8 avril 2014

Il y a 100 ans : Madagascar ou Paraguay? (2)

(Suite.)
Les jésuites ne n’entêtèrent pas : ils dressèrent dans l’enclos, à côté de la Vierge, un fady semblable à celui d’en face. C’est cette association de l’Immaculée et du symbole phallique que montre ma photographie.
Il paraît que la combinaison a en partie réussi : les pèlerines suivent d’abord le cérémonial nécessaire pour vaincre la stérilité et la Vierge, de cette dévotion relative, prend ce qui reste.
Par l’ancienneté de leurs établissements, l’importance de leurs propriétés, la complaisance excessive de certains administrateurs, par leur tolérance en matière de dogme et de mœurs, les jésuites ont acquis sur les habitants une influence considérable. Ils se considèrent comme des sortes de féodaux et cet état d’esprit explique, si étonnant qu’ils paraissent, les faits que je vais rapporter.
Ayant besoin de bois pour construire des ponts, le chef du poste de Fanjakana ordonna, certains jours, aux indigènes, de couper les arbres dans la forêt. À peine au travail, ils se trouvèrent en face du Père… (nommons-le X…, pour ne pas nous attirer quelque fâcheuse affaire), très influent, depuis longtemps à la tête de la mission.
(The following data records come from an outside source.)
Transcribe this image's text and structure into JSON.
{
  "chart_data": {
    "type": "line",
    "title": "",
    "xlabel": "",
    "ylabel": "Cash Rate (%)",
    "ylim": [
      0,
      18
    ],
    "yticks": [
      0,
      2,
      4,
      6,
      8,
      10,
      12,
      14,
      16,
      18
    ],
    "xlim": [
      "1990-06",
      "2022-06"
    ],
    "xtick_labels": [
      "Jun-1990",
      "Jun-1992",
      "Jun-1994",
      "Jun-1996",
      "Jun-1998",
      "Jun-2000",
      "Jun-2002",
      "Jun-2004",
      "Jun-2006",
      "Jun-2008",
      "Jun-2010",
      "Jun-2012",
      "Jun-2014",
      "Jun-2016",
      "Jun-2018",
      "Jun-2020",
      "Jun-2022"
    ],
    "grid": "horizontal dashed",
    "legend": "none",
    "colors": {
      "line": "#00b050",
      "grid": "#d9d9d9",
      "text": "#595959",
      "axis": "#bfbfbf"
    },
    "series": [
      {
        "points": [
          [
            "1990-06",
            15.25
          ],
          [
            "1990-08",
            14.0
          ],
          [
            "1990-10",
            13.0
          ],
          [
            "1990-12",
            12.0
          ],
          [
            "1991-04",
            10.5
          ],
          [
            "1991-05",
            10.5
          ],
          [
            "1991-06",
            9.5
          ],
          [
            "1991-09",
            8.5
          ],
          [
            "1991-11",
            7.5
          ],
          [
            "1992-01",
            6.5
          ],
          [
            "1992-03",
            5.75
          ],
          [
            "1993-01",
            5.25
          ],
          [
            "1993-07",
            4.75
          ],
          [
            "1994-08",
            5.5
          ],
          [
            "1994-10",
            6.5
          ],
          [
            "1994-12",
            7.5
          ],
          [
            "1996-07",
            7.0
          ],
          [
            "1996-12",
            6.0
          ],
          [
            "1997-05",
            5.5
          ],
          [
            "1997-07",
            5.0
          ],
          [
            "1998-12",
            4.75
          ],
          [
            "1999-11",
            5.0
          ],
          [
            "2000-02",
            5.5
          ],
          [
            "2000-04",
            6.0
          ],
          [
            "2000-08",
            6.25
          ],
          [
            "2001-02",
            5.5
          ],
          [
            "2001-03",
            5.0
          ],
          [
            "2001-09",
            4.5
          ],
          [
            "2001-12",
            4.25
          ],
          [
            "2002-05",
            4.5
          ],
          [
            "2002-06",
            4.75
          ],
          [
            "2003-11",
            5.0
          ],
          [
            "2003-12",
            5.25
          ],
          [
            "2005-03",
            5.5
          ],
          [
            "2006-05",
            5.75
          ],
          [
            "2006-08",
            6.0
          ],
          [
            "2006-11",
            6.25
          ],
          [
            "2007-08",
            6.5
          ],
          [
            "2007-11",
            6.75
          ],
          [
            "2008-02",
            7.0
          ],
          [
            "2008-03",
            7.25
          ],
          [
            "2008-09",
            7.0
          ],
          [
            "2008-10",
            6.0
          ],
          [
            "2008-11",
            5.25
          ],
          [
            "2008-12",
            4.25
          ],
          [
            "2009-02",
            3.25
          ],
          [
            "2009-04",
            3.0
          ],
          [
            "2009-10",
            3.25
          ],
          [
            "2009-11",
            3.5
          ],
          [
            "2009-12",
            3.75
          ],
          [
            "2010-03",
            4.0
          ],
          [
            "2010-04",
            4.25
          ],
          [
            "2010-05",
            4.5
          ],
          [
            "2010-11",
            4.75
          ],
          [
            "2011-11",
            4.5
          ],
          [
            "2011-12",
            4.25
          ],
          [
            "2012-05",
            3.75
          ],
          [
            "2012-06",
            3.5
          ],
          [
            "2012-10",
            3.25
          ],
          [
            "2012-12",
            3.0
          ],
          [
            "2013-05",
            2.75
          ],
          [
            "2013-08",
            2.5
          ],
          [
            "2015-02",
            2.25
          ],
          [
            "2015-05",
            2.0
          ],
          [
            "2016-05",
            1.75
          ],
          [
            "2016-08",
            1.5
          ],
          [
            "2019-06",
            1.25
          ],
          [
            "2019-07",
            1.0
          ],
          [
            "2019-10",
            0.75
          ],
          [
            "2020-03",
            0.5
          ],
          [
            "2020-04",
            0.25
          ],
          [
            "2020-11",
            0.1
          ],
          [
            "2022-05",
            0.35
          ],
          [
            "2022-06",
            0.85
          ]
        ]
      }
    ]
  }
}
Le chef de poste, informé, étudie la carte et, convaincu que le bois est propriété domaniale, que la mission ne possède sur lui aucun droit, réitère ses ordres ; les indigènes se mettent en devoir de les exécuter. De nouveau, le Père X… se dresse devant eux, injurieux, violent, et, pour les obliger à cesser le travail, les menace avec un pistolet.
Le chef du district dépose une plainte contre le jésuite.
Que pensez-vous qu’il advint ? En France, le doux pasteur eût été poursuivi pour menaces de mort et au moins pour port d’arme prohibée. À Madagascar règne un régime tout différent. Le Gouverneur général ne transmit pas la plainte au Parquet, il la communiqua à – je vous le donne en mille – à Mgr de Saulnes, jésuite, coadjuteur d’un autre jésuite, l’évêque de Tananarive, Mgr Cazet.
L’affaire était soustraite à la juridiction de droit commun ; elle devenait administrative, inter-administrative, veux-je dire : l’administration du Gouverneur général passait le dossier à l’administration de la Compagnie de Jésus.